Syrian President Bashar al-Assad has warned Israel that Damascus would consider any attempt to assassinate Syria-based leaders of militant Palestinian groups as aggression against Syria.
Targeting leaders of anti-Israel Palestinian groups in Syria would be "an aggression that will be handled as an aggression," Assad said in an interview with the Qatar-based Arab television station al-Jazeera aired on Saturday. He did not elaborate.
Israeli officials have vowed to kill officials of guerrilla groups responsible for "terror acts," one of the most prominent of whom is Khaled Meshaal, the political leader of the militant Islamist group Hamas, who lives in Syria.

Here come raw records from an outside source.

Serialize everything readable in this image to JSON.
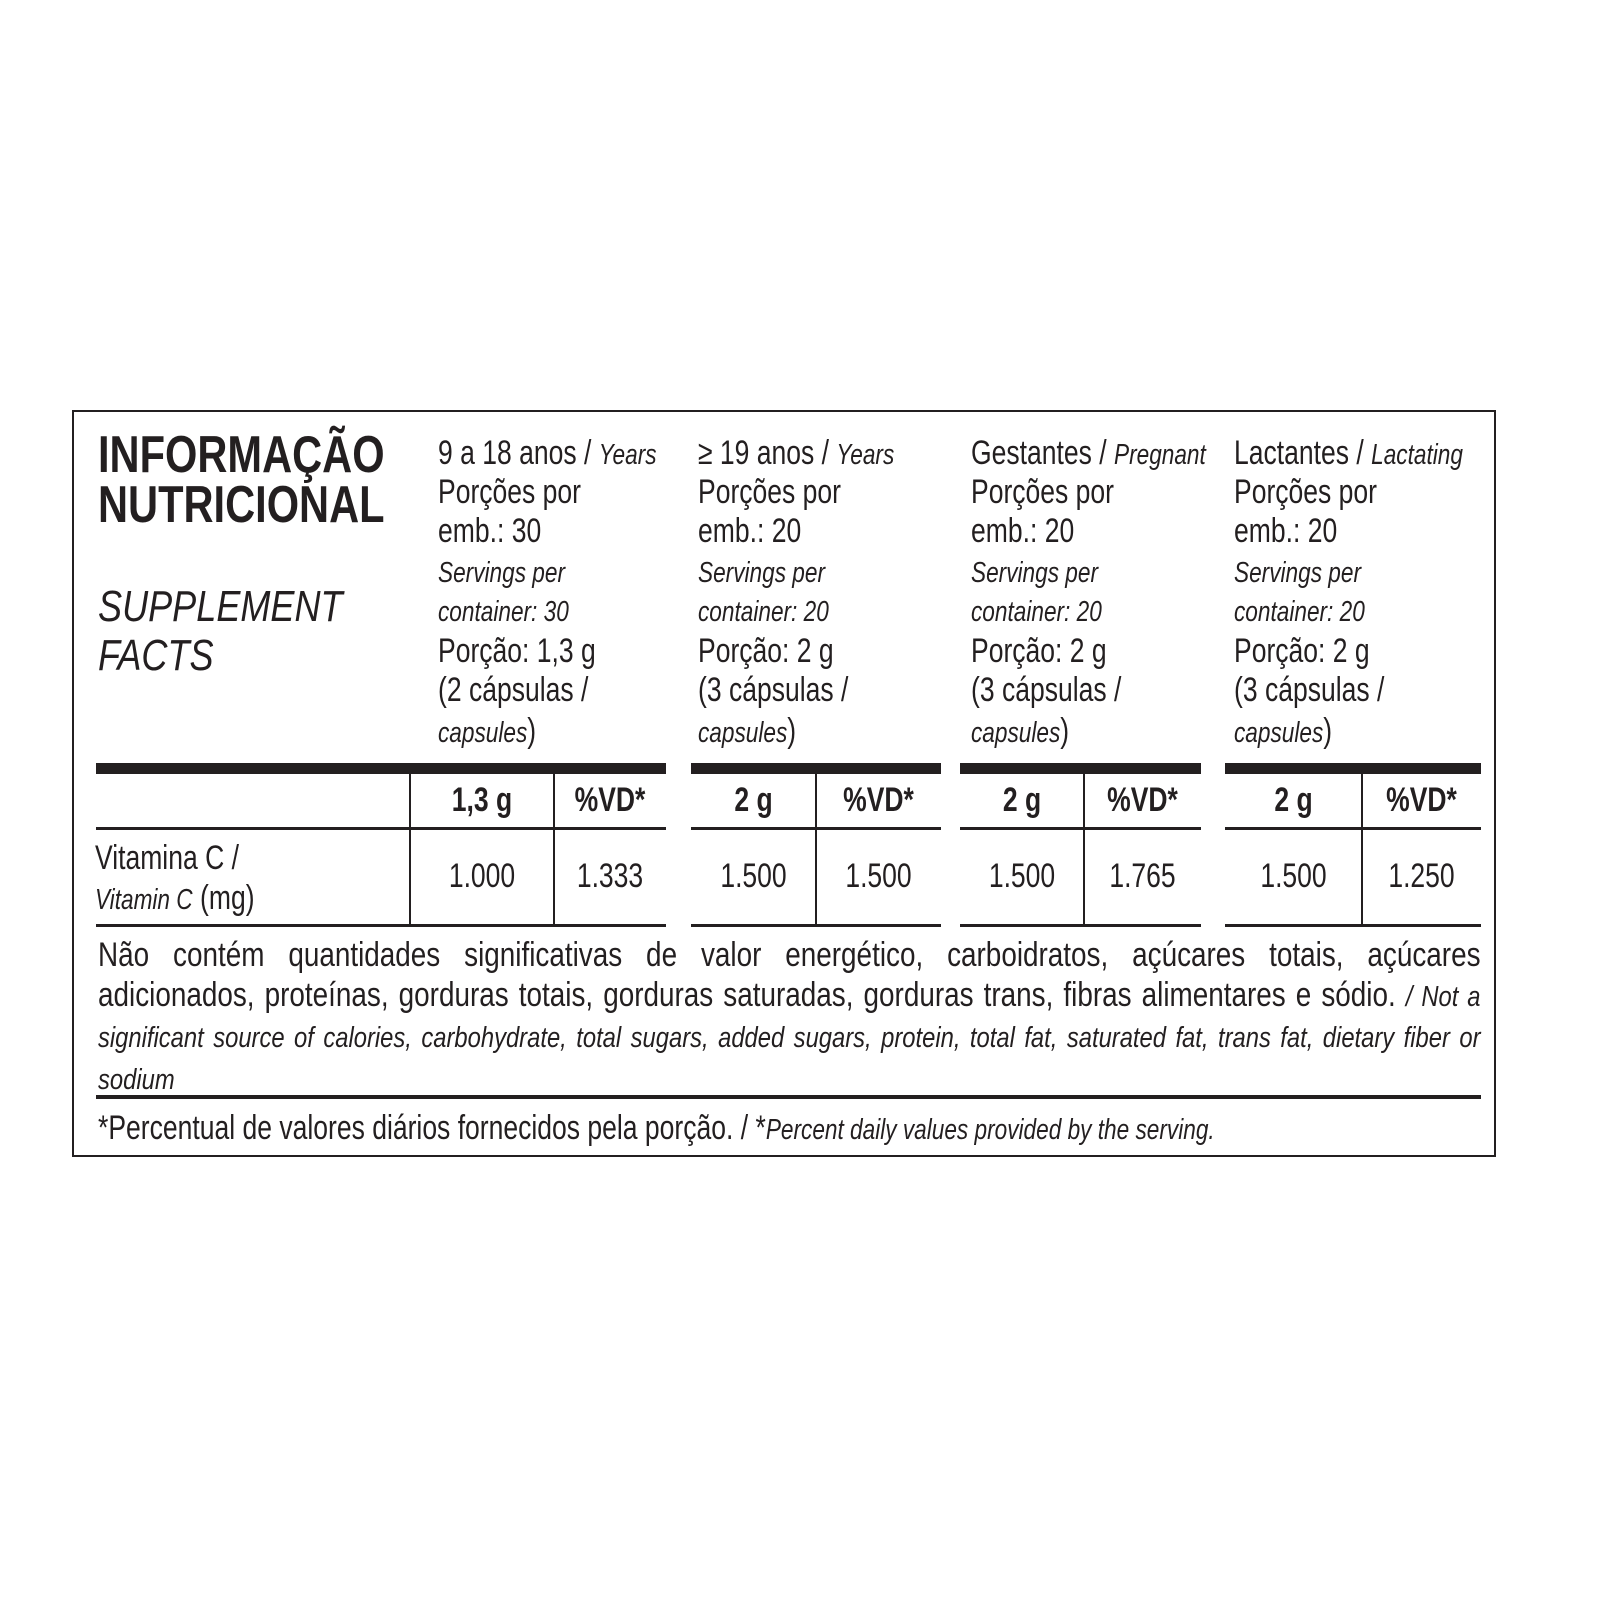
{
  "title": {
    "line1": "INFORMAÇÃO",
    "line2": "NUTRICIONAL",
    "sub1": "SUPPLEMENT",
    "sub2": "FACTS"
  },
  "columns": [
    {
      "group_pt": "9 a 18 anos",
      "group_en": "Years",
      "servings_pt_1": "Porções por",
      "servings_pt_2": "emb.: 30",
      "servings_en_1": "Servings per",
      "servings_en_2": "container: 30",
      "portion": "Porção: 1,3 g",
      "capsules_pt": "(2 cápsulas /",
      "capsules_en": "capsules",
      "close": ")",
      "amount_header": "1,3 g",
      "vd_header": "%VD*",
      "amount": "1.000",
      "vd": "1.333"
    },
    {
      "group_pt": "≥ 19 anos",
      "group_en": "Years",
      "servings_pt_1": "Porções por",
      "servings_pt_2": "emb.: 20",
      "servings_en_1": "Servings per",
      "servings_en_2": "container: 20",
      "portion": "Porção: 2 g",
      "capsules_pt": "(3 cápsulas /",
      "capsules_en": "capsules",
      "close": ")",
      "amount_header": "2 g",
      "vd_header": "%VD*",
      "amount": "1.500",
      "vd": "1.500"
    },
    {
      "group_pt": "Gestantes",
      "group_en": "Pregnant",
      "servings_pt_1": "Porções por",
      "servings_pt_2": "emb.: 20",
      "servings_en_1": "Servings per",
      "servings_en_2": "container: 20",
      "portion": "Porção: 2 g",
      "capsules_pt": "(3 cápsulas /",
      "capsules_en": "capsules",
      "close": ")",
      "amount_header": "2 g",
      "vd_header": "%VD*",
      "amount": "1.500",
      "vd": "1.765"
    },
    {
      "group_pt": "Lactantes",
      "group_en": "Lactating",
      "servings_pt_1": "Porções por",
      "servings_pt_2": "emb.: 20",
      "servings_en_1": "Servings per",
      "servings_en_2": "container: 20",
      "portion": "Porção: 2 g",
      "capsules_pt": "(3 cápsulas /",
      "capsules_en": "capsules",
      "close": ")",
      "amount_header": "2 g",
      "vd_header": "%VD*",
      "amount": "1.500",
      "vd": "1.250"
    }
  ],
  "nutrient": {
    "name_pt": "Vitamina C /",
    "name_en": "Vitamin C",
    "unit": "(mg)"
  },
  "notes": {
    "not_significant_pt": "Não contém quantidades significativas de valor energético, carboidratos, açúcares totais, açúcares adicionados, proteínas, gorduras totais, gorduras saturadas, gorduras trans, fibras alimentares e sódio.",
    "not_significant_en": "Not a significant source of calories, carbohydrate, total sugars, added sugars, protein, total fat, saturated fat, trans fat, dietary fiber or sodium",
    "footnote_pt": "*Percentual de valores diários fornecidos pela porção.",
    "footnote_en": "Percent daily values provided by the serving."
  }
}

Meshaal survived an Israeli assassination attempt in Jordan in 1997.
"Even if Israel did not make a threat, the threat is always there. No one trusts Israel ... the threat has been there since Israel was created," Assad said.
"Israel expresses itself freely, not through the freedom of speech but rather through the freedom of killings," he said.
In the past six weeks Israel has assassinated Hamas's spiritual leader and co-founder Sheikh Ahmed Yassin and its Gaza leader Abdul-Aziz al-Rantissi.
Hamas, which has played a leading role in the three-and-a-half-year-old Palestinian uprising against Israel's occupation of the West Bank and Gaza Strip, is sworn to the destruction of Israel and has killed hundreds of Israelis in suicide attacks.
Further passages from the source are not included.